In the Philippines, a surge in the growth of the Information Technology-Business Processing Management sector is highlighting a labour shortage in the country. The Department of Labor and Employment recently announced that the IT-BPM sector needs 1.19 million new employees this year, according to The Manila Times. The country has one of the largest emigrant populations in the world, at 10.2 million people, and the government is urging its citizens to take up jobs at home.
The unemployment rate in Thailand remained under 1 per cent, registering at 0.91 per cent in January. According to ThaiVisa News, university graduates have the highest unemployment rate, with 103,000 recent graduates without jobs.
Australian unemployment fell from 6 per cent to 5.8 per cent in February, surprising economists who had predicted no change, Bloomberg reported. Full-time positions grew by 15,900 during the month and part-time positions fell by 15,600. Employment, however, fell short of economists’ estimates, increasing by only 300 during the month instead of the predicted 13,500. The labor force participation rate also declined, from 65.1 per cent to 64.9 per cent.
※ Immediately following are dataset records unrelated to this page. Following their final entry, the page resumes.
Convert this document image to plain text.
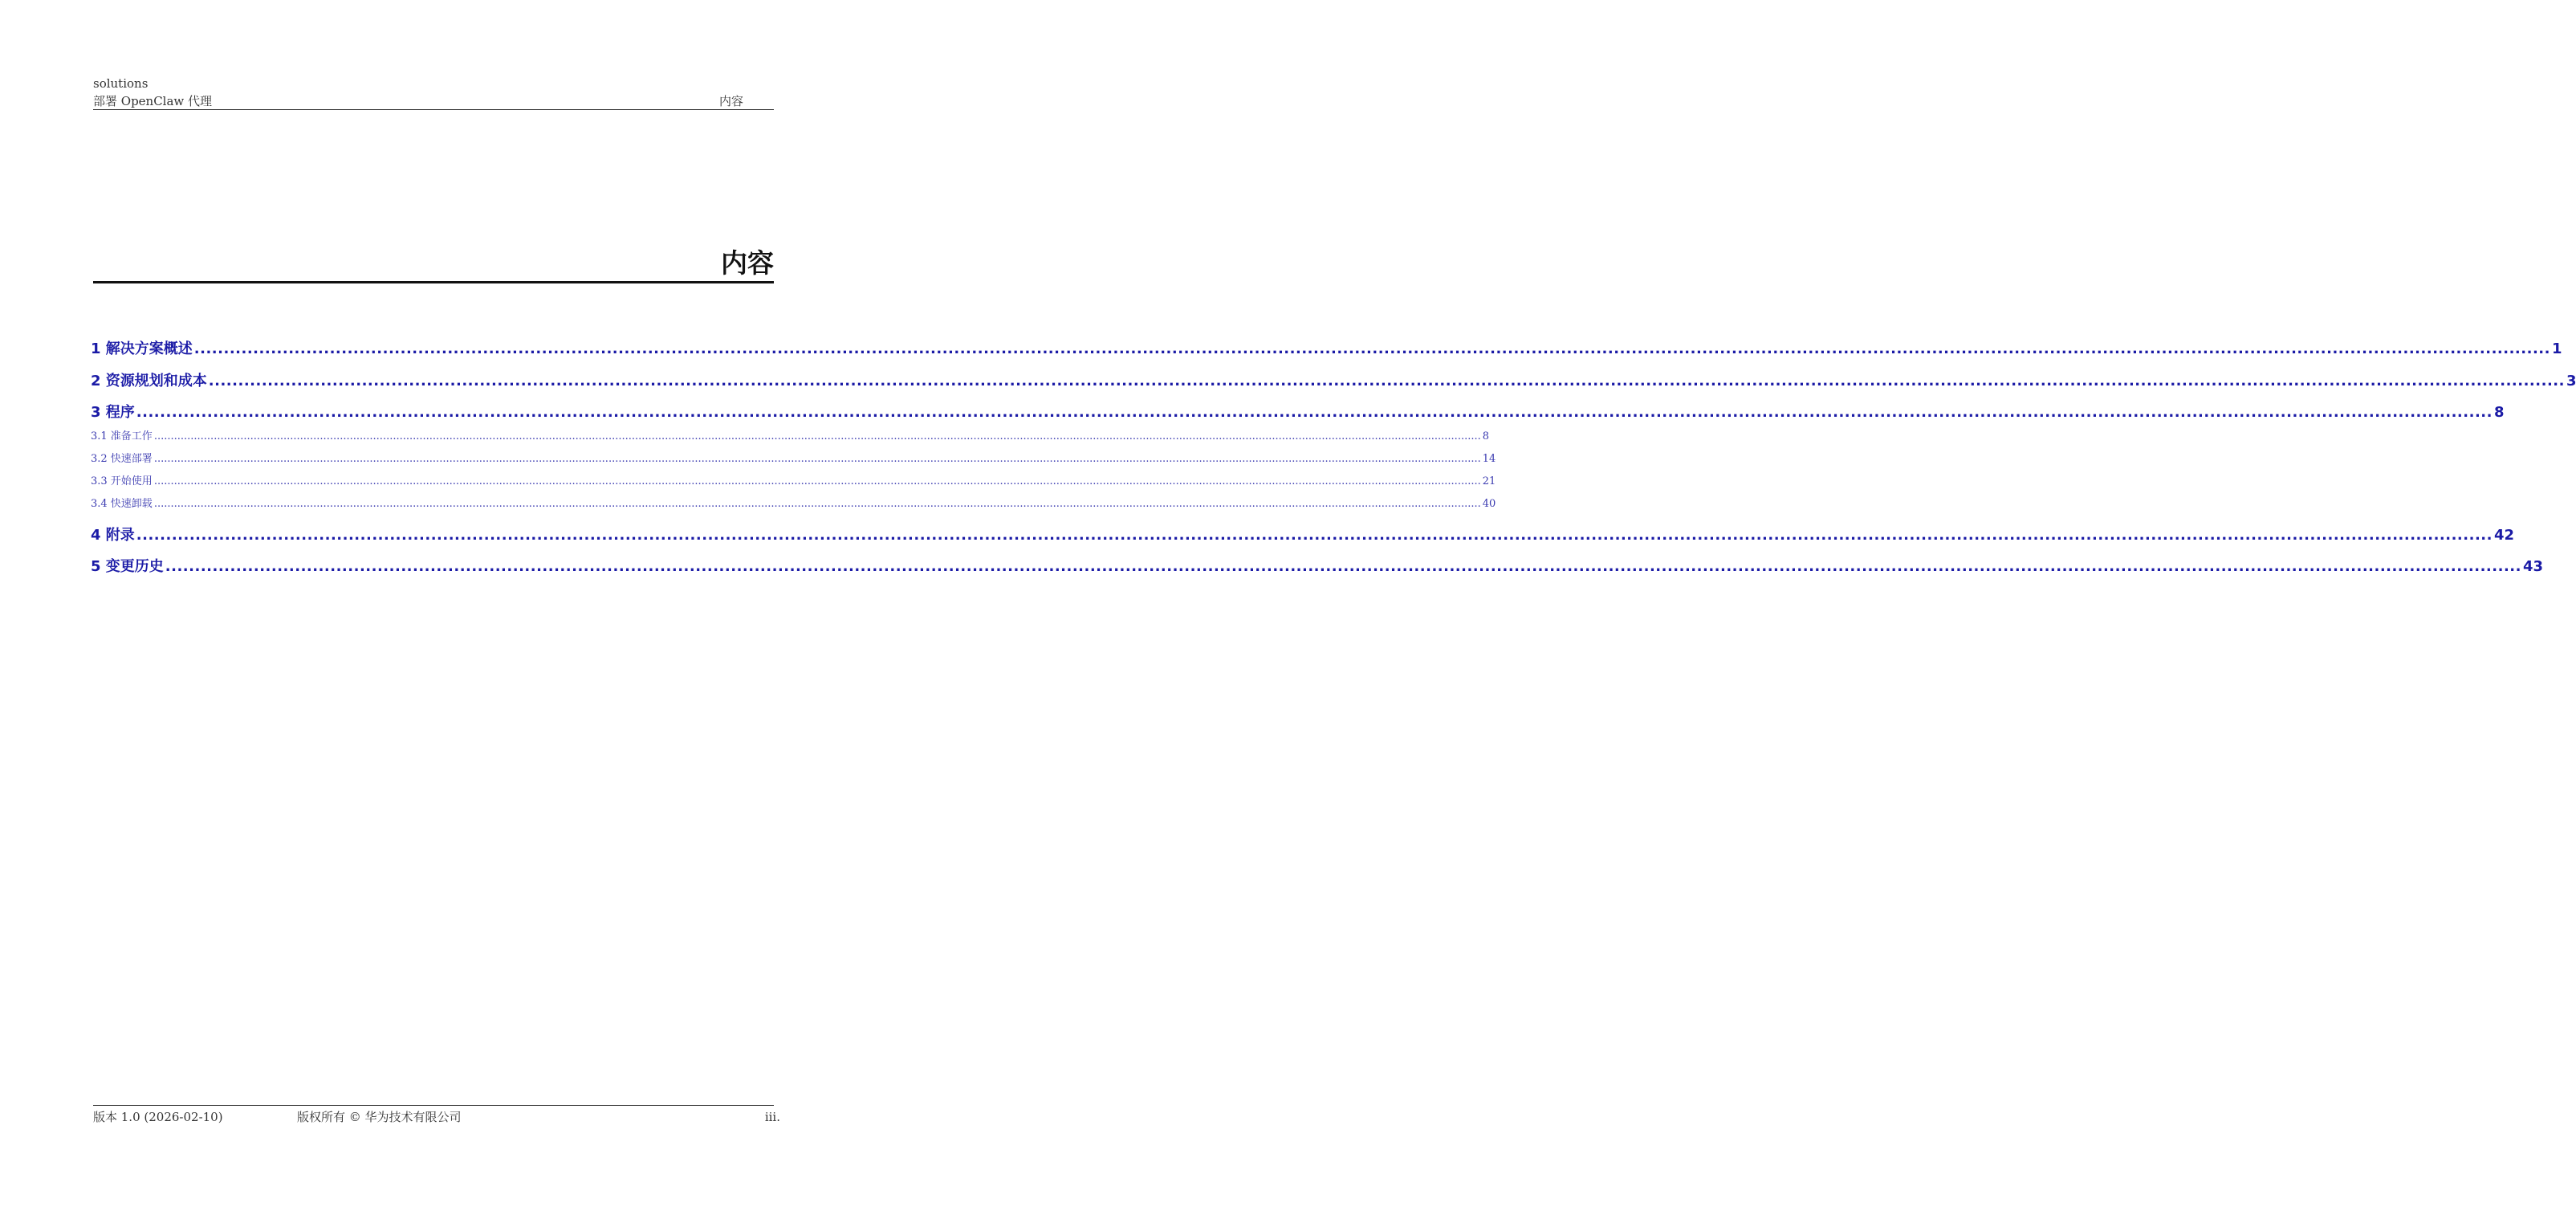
solutions
部署 OpenClaw 代理	内容
内容
1 解决方案概述 ................................................................................................................................................................................................................................................................................................................................................................................................................ 1
2 资源规划和成本 ................................................................................................................................................................................................................................................................................................................................................................................................................ 3
3 程序 ................................................................................................................................................................................................................................................................................................................................................................................................................ 8
3.1 准备工作 ................................................................................................................................................................................................................................................................................................................................................................................................................ 8
3.2 快速部署 ................................................................................................................................................................................................................................................................................................................................................................................................................ 14
3.3 开始使用 ................................................................................................................................................................................................................................................................................................................................................................................................................ 21
3.4 快速卸载 ................................................................................................................................................................................................................................................................................................................................................................................................................ 40
4 附录 ................................................................................................................................................................................................................................................................................................................................................................................................................ 42
5 变更历史 ................................................................................................................................................................................................................................................................................................................................................................................................................ 43
版本 1.0 (2026-02-10)	版权所有 © 华为技术有限公司	iii.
Employment reports across the Americas were quite varied this month.
Amid early concerns that the U.S. economy was headed for another recession in 2016, the uptick in the job market from January to February has helped to settle those fears. Last month alone, 242,000 jobs were added and unemployment remained at 4.9 per cent, its lowest since February of 2008, reported CNN Money.
The labor participation rate in the nation has continued its upward growth trend since September, which is surprising given that overall the rate has neared historic lows.
However, reports were not entirely favorable across the board. Job gains in February were mostly in low-paying sectors and wages have fallen again after the strong growth of 0.5 per cent in January, putting the yearly growth in wages at 2.2 per cent, according to the New York Times. Interestingly, 0.2 hours were shaved off the average workweek last month.
Yet despite concerns, predictions forecast the economy to continue full steam ahead for 2016.
Across the region the economic downturn in Latin America is putting millions of employees at risk, according to Reuters. In late 2015 the source predicted the jobless rate could top 11 per cent in 2016 and continue rising well into 2017.
Brazil is bearing the worst of it, though the unemployment rates in Colombia, Peru and Chile are also plummeting. The small silver lining, however, is that due to tough labor laws in the region, Latin American companies often take a long time to lay off an employee.
According to CNN Money, Brazil is currently struggling through its longest recession since the 1930s. The national currency has already lost 24 per cent of its value to the dollar and the prices of oil, coffee and sugar - Brazil's biggest exports - have also fallen. The economy itself fell 3.5 per cent in 2015. A drop in sales and higher costs of rent also forced more than 1,200 local stores out of business last year.